En complément des exigences imposées par l’Annexe 58-101, les agences de conseil en vote sont également chargées d’évaluer les informations liées au climat fournies par les émetteurs dans le cadre de la formation continue. Glass Lewis note que la présence d’une diversité de compétences au sein d’un conseil d’administration – y compris des compétences spécifiques et des caractéristiques de diversité – est nécessaire pour conseiller efficacement la direction lorsque vient le moment de prendre des décisions vitales. En général, ISS recommandera de voter contre le président du comité responsable de toute société qui est i) un émetteur important de gaz à effet de serre et ii) qui ne prend pas les mesures minimales exigées pour comprendre, évaluer et atténuer les risques liés aux changements climatiques.

Dans leurs recommandations de vote, les agences de conseil en vote tiendront également compte des critères d’évaluation des résultats liés au climat dans les régimes incitatifs à court et à long terme des dirigeants. Glass Lewis soutient vivement l’intégration des risques importants associés aux facteurs ESG et recommande que les sociétés fixent des objectifs à long terme pour attendre les ambitions environnementales et sociales.
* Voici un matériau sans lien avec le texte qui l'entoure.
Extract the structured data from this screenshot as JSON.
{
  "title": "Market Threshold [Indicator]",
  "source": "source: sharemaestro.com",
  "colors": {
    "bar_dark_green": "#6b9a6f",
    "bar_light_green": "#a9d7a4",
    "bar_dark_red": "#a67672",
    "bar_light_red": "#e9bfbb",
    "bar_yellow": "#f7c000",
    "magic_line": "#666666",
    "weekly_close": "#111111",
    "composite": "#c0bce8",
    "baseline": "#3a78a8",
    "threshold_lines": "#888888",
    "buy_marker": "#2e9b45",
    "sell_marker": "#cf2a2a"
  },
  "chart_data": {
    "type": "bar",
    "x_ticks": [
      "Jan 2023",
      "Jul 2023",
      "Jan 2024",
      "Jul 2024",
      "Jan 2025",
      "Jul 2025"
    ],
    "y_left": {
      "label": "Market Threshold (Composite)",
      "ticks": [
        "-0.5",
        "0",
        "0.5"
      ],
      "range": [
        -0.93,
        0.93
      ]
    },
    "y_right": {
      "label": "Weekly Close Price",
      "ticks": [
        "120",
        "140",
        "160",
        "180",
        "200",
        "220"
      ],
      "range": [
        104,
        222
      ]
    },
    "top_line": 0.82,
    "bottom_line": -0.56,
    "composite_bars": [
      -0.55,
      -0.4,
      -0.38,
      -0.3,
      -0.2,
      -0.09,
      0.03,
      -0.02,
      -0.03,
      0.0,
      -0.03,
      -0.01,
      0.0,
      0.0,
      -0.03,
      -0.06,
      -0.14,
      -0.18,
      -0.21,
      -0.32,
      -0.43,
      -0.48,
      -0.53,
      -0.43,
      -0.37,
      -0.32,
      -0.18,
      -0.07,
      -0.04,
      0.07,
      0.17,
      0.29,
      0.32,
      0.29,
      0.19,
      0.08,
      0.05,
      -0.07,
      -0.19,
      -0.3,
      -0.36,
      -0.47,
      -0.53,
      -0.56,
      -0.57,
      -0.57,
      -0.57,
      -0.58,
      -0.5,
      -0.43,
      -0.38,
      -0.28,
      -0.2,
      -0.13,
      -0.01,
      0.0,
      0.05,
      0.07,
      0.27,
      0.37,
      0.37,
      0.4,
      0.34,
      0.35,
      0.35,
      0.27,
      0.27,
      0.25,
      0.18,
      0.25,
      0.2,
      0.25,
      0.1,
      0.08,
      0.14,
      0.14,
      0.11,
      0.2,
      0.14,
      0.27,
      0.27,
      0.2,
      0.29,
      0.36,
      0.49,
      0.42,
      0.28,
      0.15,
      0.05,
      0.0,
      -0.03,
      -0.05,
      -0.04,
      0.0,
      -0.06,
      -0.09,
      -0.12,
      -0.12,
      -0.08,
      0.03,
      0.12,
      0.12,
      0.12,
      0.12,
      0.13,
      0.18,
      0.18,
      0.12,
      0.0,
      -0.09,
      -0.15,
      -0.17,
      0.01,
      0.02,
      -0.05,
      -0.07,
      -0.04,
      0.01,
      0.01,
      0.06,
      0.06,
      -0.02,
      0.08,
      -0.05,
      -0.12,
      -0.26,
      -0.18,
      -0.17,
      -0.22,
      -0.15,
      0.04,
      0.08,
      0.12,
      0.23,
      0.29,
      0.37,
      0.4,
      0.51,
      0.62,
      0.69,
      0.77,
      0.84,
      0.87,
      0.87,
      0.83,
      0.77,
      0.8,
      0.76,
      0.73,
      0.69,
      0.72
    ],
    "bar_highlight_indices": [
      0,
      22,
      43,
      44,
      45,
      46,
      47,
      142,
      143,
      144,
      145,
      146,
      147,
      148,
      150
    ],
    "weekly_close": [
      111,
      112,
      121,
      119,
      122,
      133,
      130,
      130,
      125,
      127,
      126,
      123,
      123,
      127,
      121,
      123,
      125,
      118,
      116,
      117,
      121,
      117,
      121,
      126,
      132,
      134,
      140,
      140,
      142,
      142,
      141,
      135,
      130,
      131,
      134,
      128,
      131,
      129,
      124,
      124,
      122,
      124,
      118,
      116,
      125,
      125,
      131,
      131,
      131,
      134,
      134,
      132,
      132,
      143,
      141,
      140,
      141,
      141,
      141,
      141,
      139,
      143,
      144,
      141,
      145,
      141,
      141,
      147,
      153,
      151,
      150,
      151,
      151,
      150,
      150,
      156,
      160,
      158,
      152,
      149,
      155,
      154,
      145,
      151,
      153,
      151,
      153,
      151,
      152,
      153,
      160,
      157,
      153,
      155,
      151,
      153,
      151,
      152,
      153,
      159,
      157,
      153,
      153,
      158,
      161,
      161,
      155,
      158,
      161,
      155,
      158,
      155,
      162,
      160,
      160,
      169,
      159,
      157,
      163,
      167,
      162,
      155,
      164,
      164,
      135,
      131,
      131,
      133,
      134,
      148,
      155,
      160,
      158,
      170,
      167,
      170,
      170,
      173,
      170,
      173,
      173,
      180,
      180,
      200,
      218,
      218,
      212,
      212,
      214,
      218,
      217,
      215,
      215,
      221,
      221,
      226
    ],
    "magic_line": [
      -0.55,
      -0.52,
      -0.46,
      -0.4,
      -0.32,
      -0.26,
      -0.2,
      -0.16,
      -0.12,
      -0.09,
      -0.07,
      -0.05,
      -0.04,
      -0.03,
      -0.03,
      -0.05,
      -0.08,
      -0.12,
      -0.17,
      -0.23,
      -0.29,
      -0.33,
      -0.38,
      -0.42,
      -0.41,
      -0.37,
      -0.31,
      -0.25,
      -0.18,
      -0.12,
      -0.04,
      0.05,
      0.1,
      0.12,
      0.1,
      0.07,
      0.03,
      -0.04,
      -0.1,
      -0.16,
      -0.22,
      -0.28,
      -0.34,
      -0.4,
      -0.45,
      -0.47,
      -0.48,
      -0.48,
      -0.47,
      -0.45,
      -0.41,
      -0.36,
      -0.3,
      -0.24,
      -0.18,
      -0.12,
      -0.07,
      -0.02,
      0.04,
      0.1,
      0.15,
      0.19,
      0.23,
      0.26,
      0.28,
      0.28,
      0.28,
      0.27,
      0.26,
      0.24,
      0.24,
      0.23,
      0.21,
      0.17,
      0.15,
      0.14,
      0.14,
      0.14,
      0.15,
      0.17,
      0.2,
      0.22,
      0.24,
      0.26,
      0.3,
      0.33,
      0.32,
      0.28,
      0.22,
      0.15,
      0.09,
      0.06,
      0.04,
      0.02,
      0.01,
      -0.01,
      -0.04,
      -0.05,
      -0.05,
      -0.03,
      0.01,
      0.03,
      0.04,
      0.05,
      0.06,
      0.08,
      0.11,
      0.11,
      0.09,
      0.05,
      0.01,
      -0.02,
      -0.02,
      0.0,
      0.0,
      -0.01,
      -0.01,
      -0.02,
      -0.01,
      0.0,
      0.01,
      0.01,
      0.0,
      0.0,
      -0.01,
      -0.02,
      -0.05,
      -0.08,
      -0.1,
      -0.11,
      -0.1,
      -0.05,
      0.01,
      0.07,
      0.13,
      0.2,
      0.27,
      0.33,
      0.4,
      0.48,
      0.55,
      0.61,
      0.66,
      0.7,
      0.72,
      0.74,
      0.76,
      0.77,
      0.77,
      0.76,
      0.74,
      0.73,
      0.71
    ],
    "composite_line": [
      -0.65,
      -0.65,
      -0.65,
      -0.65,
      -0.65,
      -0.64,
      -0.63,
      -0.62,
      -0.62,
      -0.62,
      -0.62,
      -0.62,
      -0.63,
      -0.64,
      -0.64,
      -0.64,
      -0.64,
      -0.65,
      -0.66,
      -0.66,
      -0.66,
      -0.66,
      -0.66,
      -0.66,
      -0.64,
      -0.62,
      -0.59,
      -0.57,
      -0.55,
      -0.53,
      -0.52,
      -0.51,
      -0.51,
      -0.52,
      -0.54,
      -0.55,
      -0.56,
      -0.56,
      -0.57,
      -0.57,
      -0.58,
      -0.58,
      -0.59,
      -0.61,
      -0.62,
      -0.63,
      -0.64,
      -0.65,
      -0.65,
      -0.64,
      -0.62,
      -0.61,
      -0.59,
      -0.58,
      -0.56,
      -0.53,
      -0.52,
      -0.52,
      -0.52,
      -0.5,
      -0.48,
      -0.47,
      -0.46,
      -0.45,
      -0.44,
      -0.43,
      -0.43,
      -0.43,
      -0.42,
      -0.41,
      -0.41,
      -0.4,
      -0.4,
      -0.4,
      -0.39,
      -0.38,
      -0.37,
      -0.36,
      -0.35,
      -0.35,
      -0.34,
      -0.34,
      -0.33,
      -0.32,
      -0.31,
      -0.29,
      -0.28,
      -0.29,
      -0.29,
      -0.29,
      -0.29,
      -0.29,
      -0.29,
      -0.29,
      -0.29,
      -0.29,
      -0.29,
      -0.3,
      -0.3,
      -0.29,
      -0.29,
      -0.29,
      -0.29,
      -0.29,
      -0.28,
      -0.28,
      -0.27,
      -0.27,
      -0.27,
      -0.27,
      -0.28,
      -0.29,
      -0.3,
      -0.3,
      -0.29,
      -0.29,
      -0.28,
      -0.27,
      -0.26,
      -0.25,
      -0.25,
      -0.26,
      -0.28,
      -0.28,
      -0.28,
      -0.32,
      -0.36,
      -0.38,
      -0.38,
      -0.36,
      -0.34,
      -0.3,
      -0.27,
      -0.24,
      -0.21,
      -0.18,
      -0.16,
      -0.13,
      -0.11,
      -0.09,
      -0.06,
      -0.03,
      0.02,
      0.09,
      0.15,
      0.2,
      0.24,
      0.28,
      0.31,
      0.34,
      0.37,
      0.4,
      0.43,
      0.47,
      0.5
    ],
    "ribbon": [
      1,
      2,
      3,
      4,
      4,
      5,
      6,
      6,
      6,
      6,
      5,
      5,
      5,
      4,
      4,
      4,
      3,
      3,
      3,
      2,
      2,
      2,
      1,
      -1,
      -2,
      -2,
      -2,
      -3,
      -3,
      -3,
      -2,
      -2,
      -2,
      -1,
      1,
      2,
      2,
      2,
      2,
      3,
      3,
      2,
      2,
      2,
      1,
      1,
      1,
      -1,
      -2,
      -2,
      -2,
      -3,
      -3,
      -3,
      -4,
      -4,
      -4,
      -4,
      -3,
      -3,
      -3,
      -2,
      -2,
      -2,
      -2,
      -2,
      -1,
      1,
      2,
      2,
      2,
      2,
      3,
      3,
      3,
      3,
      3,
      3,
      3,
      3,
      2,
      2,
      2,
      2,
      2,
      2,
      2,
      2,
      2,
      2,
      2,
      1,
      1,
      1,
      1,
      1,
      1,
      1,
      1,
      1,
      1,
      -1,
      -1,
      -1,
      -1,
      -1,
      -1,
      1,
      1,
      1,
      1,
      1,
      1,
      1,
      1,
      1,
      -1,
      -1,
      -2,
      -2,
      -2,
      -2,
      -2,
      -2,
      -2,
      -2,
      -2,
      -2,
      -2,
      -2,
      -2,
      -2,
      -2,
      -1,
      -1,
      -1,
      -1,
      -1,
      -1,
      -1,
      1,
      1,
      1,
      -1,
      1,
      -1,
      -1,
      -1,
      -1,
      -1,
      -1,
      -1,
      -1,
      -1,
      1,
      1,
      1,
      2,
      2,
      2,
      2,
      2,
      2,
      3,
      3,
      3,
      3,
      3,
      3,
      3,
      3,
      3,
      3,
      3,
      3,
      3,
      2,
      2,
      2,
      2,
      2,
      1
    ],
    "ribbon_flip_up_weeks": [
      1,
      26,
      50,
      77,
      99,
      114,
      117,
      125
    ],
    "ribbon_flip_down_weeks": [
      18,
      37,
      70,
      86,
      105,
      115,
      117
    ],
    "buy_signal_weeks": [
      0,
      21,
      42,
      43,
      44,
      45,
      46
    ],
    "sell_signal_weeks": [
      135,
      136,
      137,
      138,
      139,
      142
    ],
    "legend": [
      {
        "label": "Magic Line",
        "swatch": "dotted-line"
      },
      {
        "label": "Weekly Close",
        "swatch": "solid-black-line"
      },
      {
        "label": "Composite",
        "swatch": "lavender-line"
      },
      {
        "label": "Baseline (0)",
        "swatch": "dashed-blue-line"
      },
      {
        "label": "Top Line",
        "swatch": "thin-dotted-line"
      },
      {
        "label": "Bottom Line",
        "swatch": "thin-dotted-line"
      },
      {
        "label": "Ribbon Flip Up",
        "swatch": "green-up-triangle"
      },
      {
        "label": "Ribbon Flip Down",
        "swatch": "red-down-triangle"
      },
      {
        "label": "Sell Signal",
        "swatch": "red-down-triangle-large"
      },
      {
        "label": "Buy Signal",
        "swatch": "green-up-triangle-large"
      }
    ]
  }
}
Toutefois, ce volet a un caractère moins prescriptif. Glass Lewis estime que les mesures ESG dans les régimes de rémunération devraient être fondées sur les circonstances de chaque entreprise. Dans cet esprit, les conseils d’administration devraient examiner la manière dont les régimes incitatifs axés sur les facteurs ESG améliorent ou protègent la valeur actionnariale à court et à long terme.

Perspectives à venir

Dans son récent énoncé des priorités pour 2023-2024, la Commission des valeurs mobilières de l’Ontario (« CVMO ») s’est engagée à faire progresser le travail sur les obligations d’information relative aux facteurs ESG pour les émetteurs assujettis[7]. Les résultats escomptés par la CVMO pour ce mandat sont les suivants : i) les investisseurs auront accès aux informations nécessaires relatives aux facteurs ESG pour éclairer leurs décisions d’investissement et de vote; et ii) les émetteurs assujettis auront été clairement informés quant aux exigences en matière d’information liée aux facteurs ESG.

Même si elles ne sont qu’embryonnaires, la CVMO continue de miser sur les pratiques de communication d’information ESG comme mécanisme de promotion de la confiance des investisseurs à l’égard des informations communiquées par les sociétés du fait du regain d’intérêt des investisseurs institutionnels et des investisseurs particuliers à ce sujet. En 2021, les ACVM ont publié aux fins de commentaires le projet de Norme canadienne 51-107 sur l’information liée aux questions climatiques (la « Norme 51-107 »), ainsi qu’une instruction complémentaire connexe et deux annexes. La Nrome 51-107 vise à normaliser les obligations d’information des émetteurs sur les questions climatiques conformément aux recommandations du Groupe de travail sur l’information financière relative aux changements climatiques[8].Compte tenu de l’attention que les organismes de réglementation et les agences de conseil en vote continuent de porter aux facteurs ESG, les conseils d’administration doivent continuer de tenir leurs connaissances à jour et poursuivre la mise en œuvre de pratiques responsables sur les plans environnemental et social pour renforcer la confiance des actionnaires et les résultats de la société.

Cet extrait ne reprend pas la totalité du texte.